大井川通信

大井川あたりの事ども

『記憶する民族社会』 小松和彦編 2000

民俗学の学術的な論文集を読んだのは、おそらく初めてではないか。今まで入門書や人気学者の評論やエッセイしか読んだことはなかった。

しかも、自分にはちょっとした因縁のある本である。刊行当時に興味をもって購入したが、後の蔵書整理の時に捨ててしまった。小松和彦の論文が彼の単著に収められていて、重複しているのが理由だった。しかし、目次でながめただけの他の論文の内容が、後から妙に気になる。やや値段の高めの学術書なので、買い直す気は起きない。

先日、古本屋で全くの新品が安く売られていたのだ。この偶然の再会をきっかけとして、読み通してみて、やはり自分の気がかりに理由があったことを思い知った。

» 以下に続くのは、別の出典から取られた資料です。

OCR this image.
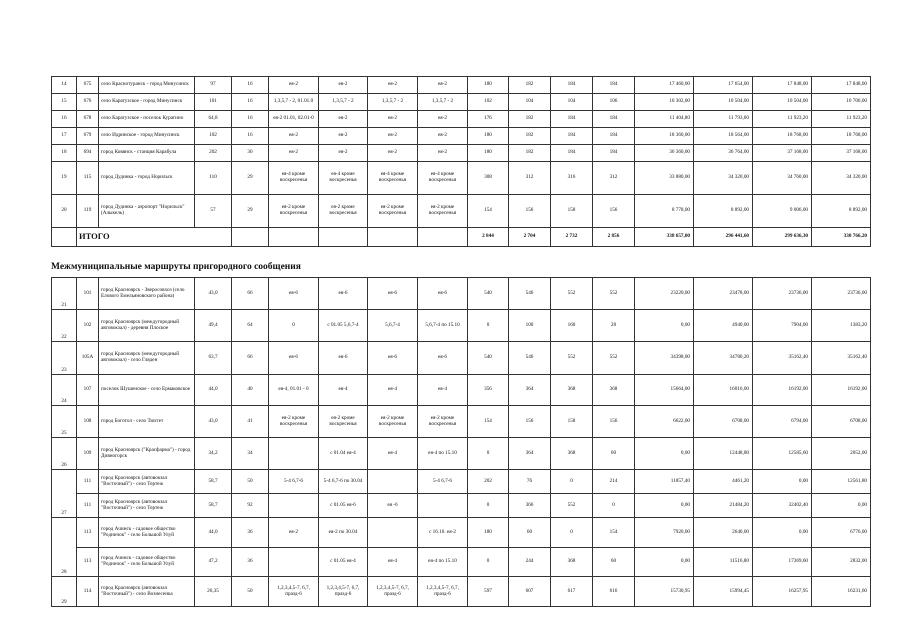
14	675	село Краснотуранск - город Минусинск	97	16	ея-2	ея-2	ея-2	ея-2	180	182	184	184	17 460,00	17 654,00	17 848,00	17 848,00
15	676	село Каратузское - город Минусинск	101	16	1,3,5,7 - 2, 01.01.0	1,3,5,7 - 2	1,3,5,7 - 2	1,3,5,7 - 2	102	104	104	106	10 302,00	10 504,00	10 504,00	10 706,00
16	678	село Каратузское - поселок Курагино	64,8	16	ея-2 01.01, 02.01-0	ея-2	ея-2	ея-2	176	182	184	184	11 404,80	11 793,60	11 923,20	11 923,20
17	679	село Идринское - город Минусинск	102	16	ея-2	ея-2	ея-2	ея-2	180	182	184	184	18 360,00	18 564,00	18 768,00	18 768,00
18	694	город Ковянск - станция Карабула	202	30	ея-2	ея-2	ея-2	ея-2	180	182	184	184	36 360,00	36 764,00	37 168,00	37 168,00
19	115	город Дудинка - город Норильск	110	29	ея-4 кроме воскресенья	ея-4 кроме воскресенья	ея-4 кроме воскресенья	ея-4 кроме воскресенья	308	312	316	312	33 880,00	34 320,00	34 760,00	34 320,00
20	119	город Дудинка - аэропорт "Норильск" (Алыкель)	57	29	ея-2 кроме воскресенья	ея-2 кроме воскресенья	ея-2 кроме воскресенья	ея-2 кроме воскресенья	154	156	158	156	8 778,00	8 892,00	9 006,00	8 892,00
	ИТОГО								2 844	2 704	2 732	2 856	338 657,00	296 441,60	299 636,30	330 766,20
Межмуниципальные маршруты пригородного сообщения
21	101	город Красноярск - Зверосовхоз (село Елового Емельяновского района)	43,0	66	ея-6	ея-6	ея-6	ея-6	540	546	552	552	23220,00	23478,00	23736,00	23736,00
22	102	город Красноярск (междугородный автовокзал) - деревня Плоское	49,4	64	0	с 01.05 5,6,7-4	5,6,7-4	5,6,7-4 по 15.10	0	100	160	28	0,00	4940,00	7904,00	1383,20
23	105А	город Красноярск (междугородный автовокзал) - село Гляден	63,7	66	ея-6	ея-6	ея-6	ея-6	540	546	552	552	34398,00	34780,20	35162,40	35162,40
24	107	поселок Шушенское - село Ермаковское	44,0	40	ея-4, 01.01 - 0	ея-4	ея-4	ея-4	356	364	368	368	15664,00	16016,00	16192,00	16192,00
25	108	город Боготол - село Тюхтет	43,0	41	ея-2 кроме воскресенья	ея-2 кроме воскресенья	ея-2 кроме воскресенья	ея-2 кроме воскресенья	154	156	158	156	6622,00	6708,00	6794,00	6708,00
26	109	город Красноярск ("Красфарма") - город Дивногорск	34,2	34		с 01.04 ея-4	ея-4	ея-4 по 15.10	0	364	368	60	0,00	12448,80	12585,60	2052,00
27	111	город Красноярск (автовокзал "Восточный") - село Тертеж	58,7	50	5-4 6,7-6	5-4 6,7-6 по 30.04		5-4 6,7-6	202	76	0	214	11857,40	4461,20	0,00	12561,80
	111	город Красноярск (автовокзал "Восточный") - село Тертеж	58,7	92		с 01.05 ея-6	ея -6		0	366	552	0	0,00	21484,20	32402,40	0,00
28	113	город Ачинск - садовое общество "Родничок" - село Большой Улуй	44,0	36	ея-2	ея-2 по 30.04		с 16.10. ея-2	180	60	0	154	7920,00	2640,00	0,00	6776,00
	113	город Ачинск - садовое общество "Родничок" - село Большой Улуй	47,2	36		с 01.05 ея-4	ея-4	ея-4 по 15.10	0	244	368	60	0,00	11516,80	17369,60	2832,00
29	114	город Красноярск (автовокзал "Восточный") - село Вознесенка	26,35	50	1,2,3,4,5-7, 6,7, празд-6	1,2,3,4,5-7, 6,7, празд-6	1,2,3,4,5-7, 6,7, празд-6	1,2,3,4,5-7, 6,7, празд-6	597	607	617	616	15730,95	15994,45	16257,95	16231,60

実にいい本だった。

巻頭の小松和彦の論文では、民俗学の衰退と更新の課題が取り上げられる。小松和彦は、研究の中心を「神」観念にすえて、それを人々の「記憶装置」として解釈することを提案する。これを受けて各論文は、地域の歴史(コスモスの危機とその場所)を具体的に保存する口承された「伝説」を、物語化された「昔話」との差異を手がかりにして考察する力のこもったものがそろっている。

僕が、大井川流域で、ヒラトモ様やクロスミ様をめぐって、素人のたどたどしさで行ってきた「調査」や「考察」とかなり響き合うものがある。一読して、学術的な背景や根拠を持った諸論文は、学ぶこと、役に立つことの宝庫であると感じた。

民俗学について、少なくともこの本に書かれたことは自分なりに消化してみたい、と思えた本だ。